Fruits Basket: 1st Season – Anime Preview
Synopsis: Tohru Honda thought her life was headed for misfortune when a family tragedy left her living in a tent. When her small home is discovered by the mysterious Soma clan, she suddenly finds herself living with Yuki, Kyo, and Shigure Soma. But she quickly learns their family has a bizarre secret of their own: when hugged by the opposite sex, they turn into the animals of the Zodiac!(Official Crunchyroll Synopsis)
1st Episode Review (Warning: Minor Spoilers to Follow):
I’ll be honest. I’ve never been a fan of most classic Shoujo. I never took to Fruits Basket or Ouran High School Host Club, two series that most Shoujo fans passionately declare as their entryway into anime fandom or their first anime obsession. So this review isn’t for those hoping to see a nostalgic fan gush about this new adaptation. However, I will admit that, for someone who was never won over before, this new take on such a well loved series does add charm by updating the visual look and character designs to mesh more with modern anime aesthetics. The storytelling feels tighter, tuned up to move at a faster and more engaging pace, doling out information alongside plot instead of dumping both out in clunky blocks. Both these aforementioned factors should work to grab the attention of the average viewer, with the addendum that said viewer is either into or at the very least open to reverse harem Shoujo stories and tropes.
But the truth is this new adaptation isn’t reinventing the series. What’s changed borders on simple directorial decisions, rather than truly elevating the material. If you didn’t take to Fruits Basket before there’s very little chance this will completely shift your interest back the other way. The pacing feels tight, the art more appealing (to me anyway), but it’s still the same story underneath. Die-hard fans should be excited about that, seeing as this run’s goal is to adapt all of the manga across a handful of seasons, easily extending past the 26 episode length of the original anime run.

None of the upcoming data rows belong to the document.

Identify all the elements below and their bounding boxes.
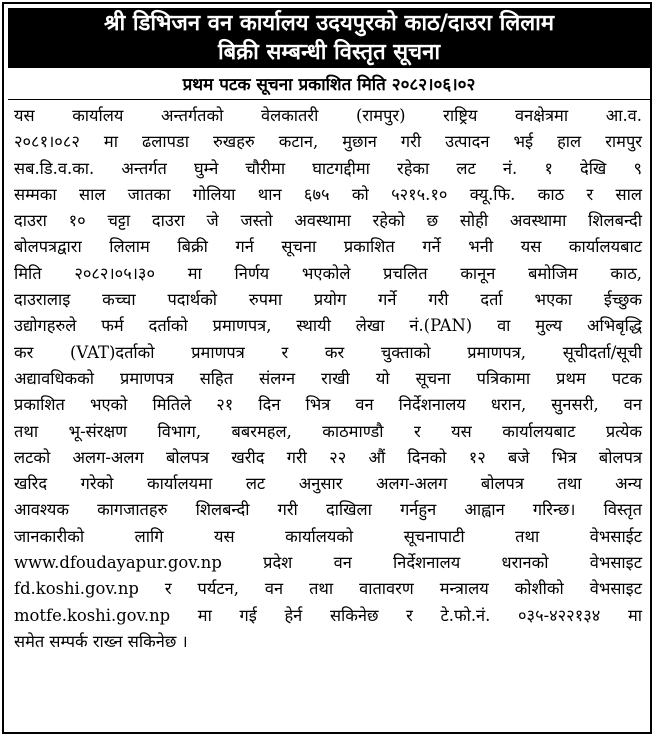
body-line: तथा भू-संरक्षण विभाग, बबरमहल, काठमाण्डौ र यस कार्यालयबाट प्रत्येक (14, 421, 642, 441)
body-line: खरिद गरेको कार्यालयमा लट अनुसार अलग-अलग बोलपत्र तथा अन्य (14, 474, 642, 494)
body-line: समेत सम्पर्क राख्न सकिनेछ । (14, 631, 188, 651)
body-line-website: www.dfoudayapur.gov.np प्रदेश वन निर्देशनालय धरानको वेभसाइट (14, 553, 642, 573)
notice-frame (2, 2, 652, 734)
body-line-website: motfe.koshi.gov.np मा गई हेर्न सकिनेछ र टे.फो.नं. ०३५-४२२१३४ मा (14, 605, 642, 625)
body-line: दाउरा १० चट्टा दाउरा जे जस्तो अवस्थामा रहेको छ सोही अवस्थामा शिलबन्दी (14, 211, 642, 231)
notice-title-line-2: बिक्री सम्बन्धी विस्तृत सूचना (217, 40, 441, 65)
body-line: सब.डि.व.का. अन्तर्गत घुम्ने चौरीमा घाटगद्दीमा रहेका लट नं. १ देखि ९ (14, 158, 642, 178)
notice-title (8, 8, 650, 68)
body-line: कर (VAT)दर्ताको प्रमाणपत्र र कर चुक्ताको प्रमाणपत्र, सूचीदर्ता/सूची (14, 342, 642, 362)
body-line: आवश्यक कागजातहरु शिलबन्दी गरी दाखिला गर्नहुन आह्वान गरिन्छ। विस्तृत (14, 500, 642, 520)
body-line: २०८१।०८२ मा ढलापडा रुखहरु कटान, मुछान गरी उत्पादन भई हाल रामपुर (14, 132, 642, 152)
published-date: प्रथम पटक सूचना प्रकाशित मिति २०८२।०६।०२ (182, 75, 476, 95)
body-line: दाउरालाइ कच्चा पदार्थको रुपमा प्रयोग गर्ने गरी दर्ता भएका ईच्छुक (14, 290, 642, 310)
body-line: उद्योगहरुले फर्म दर्ताको प्रमाणपत्र, स्थायी लेखा नं.(PAN) वा मुल्य अभिबृद्धि (14, 316, 642, 336)
body-line: प्रकाशित भएको मितिले २१ दिन भित्र वन निर्देशनालय धरान, सुनसरी, वन (14, 395, 642, 415)
body-line: यस कार्यालय अन्तर्गतको वेलकातरी (रामपुर) राष्ट्रिय वनक्षेत्रमा आ.व. (14, 106, 642, 125)
body-line: मिति २०८२।०५।३० मा निर्णय भएकोले प्रचलित कानून बमोजिम काठ, (14, 263, 642, 283)
body-line: जानकारीको लागि यस कार्यालयको सूचनापाटी तथा वेभसाईट (14, 526, 642, 546)
date-underline (8, 99, 650, 100)
body-line: अद्यावधिकको प्रमाणपत्र सहित संलग्न राखी यो सूचना पत्रिकामा प्रथम पटक (14, 368, 642, 388)
body-line: सम्मका साल जातका गोलिया थान ६७५ को ५२१५.१० क्यू.फि. काठ र साल (14, 184, 642, 204)
body-line: बोलपत्रद्वारा लिलाम बिक्री गर्न सूचना प्रकाशित गर्ने भनी यस कार्यालयबाट (14, 237, 642, 257)
notice-title-line-1: श्री डिभिजन वन कार्यालय उदयपुरको काठ/दाउरा लिलाम (103, 11, 555, 36)
body-line: लटको अलग-अलग बोलपत्र खरीद गरी २२ औं दिनको १२ बजे भित्र बोलपत्र (14, 447, 642, 467)
notice-body (14, 103, 642, 655)
body-line-website: fd.koshi.gov.np र पर्यटन, वन तथा वातावरण मन्त्रालय कोशीको वेभसाइट (14, 579, 642, 599)
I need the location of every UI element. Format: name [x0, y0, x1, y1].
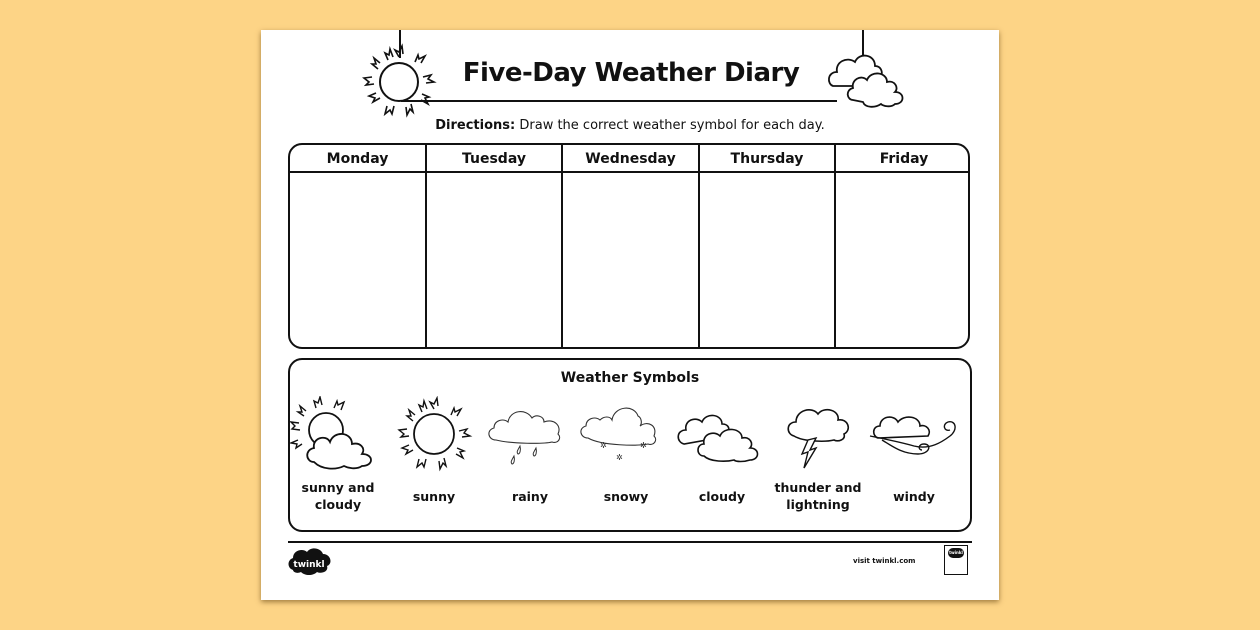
weather-symbols-panel: [288, 358, 972, 532]
svg-text:twinkl: twinkl: [293, 560, 325, 570]
symbol-rainy: [482, 396, 578, 504]
cloud-icon: [674, 396, 770, 472]
column-wednesday: [563, 145, 700, 347]
svg-text:✲: ✲: [616, 453, 623, 462]
directions-text: [261, 118, 999, 133]
worksheet-page: [261, 30, 999, 600]
symbol-windy: [866, 396, 962, 504]
drawing-cell-wednesday[interactable]: [563, 173, 698, 349]
column-tuesday: [427, 145, 563, 347]
drawing-cell-monday[interactable]: [290, 173, 425, 349]
lightning-cloud-icon: [770, 396, 866, 472]
rain-cloud-icon: [482, 396, 578, 472]
symbol-label: windy: [893, 488, 935, 504]
svg-text:✲: ✲: [640, 441, 647, 450]
column-header-monday: Monday: [290, 145, 425, 173]
badge-logo: twinkl: [948, 548, 964, 558]
symbol-cloudy: [674, 396, 770, 504]
symbol-label: rainy: [512, 488, 548, 504]
visit-link[interactable]: visit twinkl.com: [853, 557, 916, 565]
quality-badge: [944, 545, 968, 575]
directions-label: Directions:: [435, 118, 516, 133]
snow-cloud-icon: [578, 396, 674, 472]
drawing-cell-friday[interactable]: [836, 173, 970, 349]
drawing-cell-thursday[interactable]: [700, 173, 834, 349]
symbol-label: sunny: [412, 488, 456, 504]
column-monday: [290, 145, 427, 347]
directions-body: Draw the correct weather symbol for each day.: [515, 118, 825, 133]
symbol-label: sunny and cloudy: [301, 480, 375, 512]
cloud-icon: [827, 46, 911, 110]
title-underline: [401, 100, 837, 102]
symbol-label: thunder and lightning: [774, 480, 862, 512]
column-header-thursday: Thursday: [700, 145, 834, 173]
symbol-thunder-and-lightning: [770, 396, 866, 512]
column-friday: [836, 145, 970, 347]
svg-text:✲: ✲: [600, 441, 607, 450]
column-thursday: [700, 145, 836, 347]
symbol-label: snowy: [603, 488, 649, 504]
footer-divider: [288, 541, 972, 543]
symbol-label: cloudy: [698, 488, 746, 504]
column-header-tuesday: Tuesday: [427, 145, 561, 173]
drawing-cell-tuesday[interactable]: [427, 173, 561, 349]
column-header-friday: Friday: [836, 145, 970, 173]
diary-table: [288, 143, 970, 349]
wind-cloud-icon: [866, 396, 962, 472]
symbol-sunny-and-cloudy: [290, 396, 386, 512]
twinkl-logo[interactable]: [287, 548, 331, 578]
weather-symbols-title: Weather Symbols: [560, 370, 700, 386]
sun-icon: [386, 396, 482, 472]
column-header-wednesday: Wednesday: [563, 145, 698, 173]
symbol-snowy: [578, 396, 674, 504]
sun-icon: [359, 42, 439, 122]
sun-cloud-icon: [290, 396, 386, 472]
page-title: Five-Day Weather Diary: [462, 58, 800, 88]
symbol-sunny: [386, 396, 482, 504]
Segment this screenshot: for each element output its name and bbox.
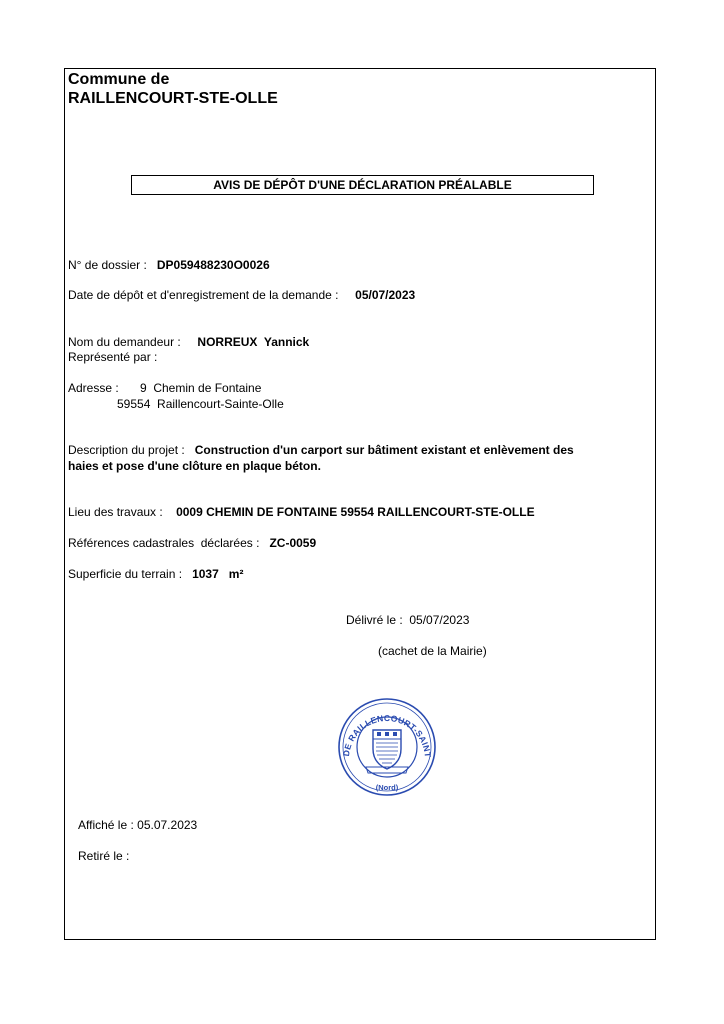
adresse-line1: 9 Chemin de Fontaine: [140, 381, 262, 395]
stamp-seal-icon: [334, 697, 440, 797]
cadastre-value: ZC-0059: [269, 536, 317, 550]
commune-header: [68, 70, 278, 108]
depot-row: [68, 288, 415, 303]
affiche-value: 05.07.2023: [137, 818, 198, 832]
superficie-value: 1037: [192, 567, 219, 581]
demandeur-value: NORREUX Yannick: [197, 335, 310, 349]
lieu-label: Lieu des travaux :: [68, 505, 163, 519]
represente-label: Représenté par :: [68, 350, 158, 364]
affiche-row: [78, 818, 197, 833]
lieu-value: 0009 CHEMIN DE FONTAINE 59554 RAILLENCOURT-STE-OLLE: [176, 505, 535, 519]
superficie-unit: m²: [228, 567, 244, 581]
svg-text:MAIRIE DE RAILLENCOURT-SAINTE-: [334, 697, 433, 759]
demandeur-label: Nom du demandeur :: [68, 335, 181, 349]
delivre-value: 05/07/2023: [409, 613, 470, 627]
retire-label: Retiré le :: [78, 849, 130, 863]
cachet-label: (cachet de la Mairie): [378, 644, 487, 658]
dossier-label: N° de dossier :: [68, 258, 147, 272]
cadastre-row: [68, 536, 316, 551]
description-label: Description du projet :: [68, 443, 185, 457]
description-line2: haies et pose d'une clôture en plaque béton.: [68, 459, 321, 473]
adresse-label: Adresse :: [68, 381, 119, 395]
stamp-ring-text: DE RAILLENCOURT-SAINT: [341, 712, 434, 759]
mairie-stamp: [334, 697, 440, 797]
lieu-row: [68, 505, 535, 520]
affiche-label: Affiché le :: [78, 818, 134, 832]
commune-name: RAILLENCOURT-STE-OLLE: [68, 90, 278, 107]
document-frame: [64, 68, 656, 940]
description-line1: Construction d'un carport sur bâtiment existant et enlèvement des: [194, 443, 574, 457]
delivre-label: Délivré le :: [346, 613, 403, 627]
commune-label: Commune de: [68, 71, 170, 88]
description-row: [68, 443, 574, 458]
adresse-line2: 59554 Raillencourt-Sainte-Olle: [117, 397, 284, 411]
document-title: AVIS DE DÉPÔT D'UNE DÉCLARATION PRÉALABLE: [131, 175, 594, 195]
demandeur-row: [68, 335, 309, 350]
superficie-label: Superficie du terrain :: [68, 567, 183, 581]
stamp-bottom-text: (Nord): [375, 783, 399, 792]
depot-label: Date de dépôt et d'enregistrement de la demande :: [68, 288, 339, 302]
cadastre-label: Références cadastrales déclarées :: [68, 536, 260, 550]
depot-value: 05/07/2023: [355, 288, 416, 302]
dossier-row: [68, 258, 270, 273]
delivre-row: [346, 613, 469, 628]
superficie-row: [68, 567, 243, 582]
dossier-value: DP059488230O0026: [156, 258, 270, 272]
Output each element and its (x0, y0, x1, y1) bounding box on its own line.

And there’s also the fact that Fruits Basket does show its age as a classic series, presenting a heroine and tropes that viewers may have already seen in maybe one too many series. Yes, our heroine is a tragic, orphaned and homeless young girl but ever so cheerful and likeable who then, by random circumstances, ends up rooming not only with a house full of attractive men, but THE PRINCE of her high school. This isn’t a mark against the show but more a heads up for anyone who may have tired of the cliches presented. Fruits Baskets, thus returns, for ardent fans to experience a hopefully more comprehensive adaptation of the original manga, and for new/younger Shoujo fans to be able to experience a classic with more updated and appealing visuals. For anyone else, it likely remains a pass in the season line up.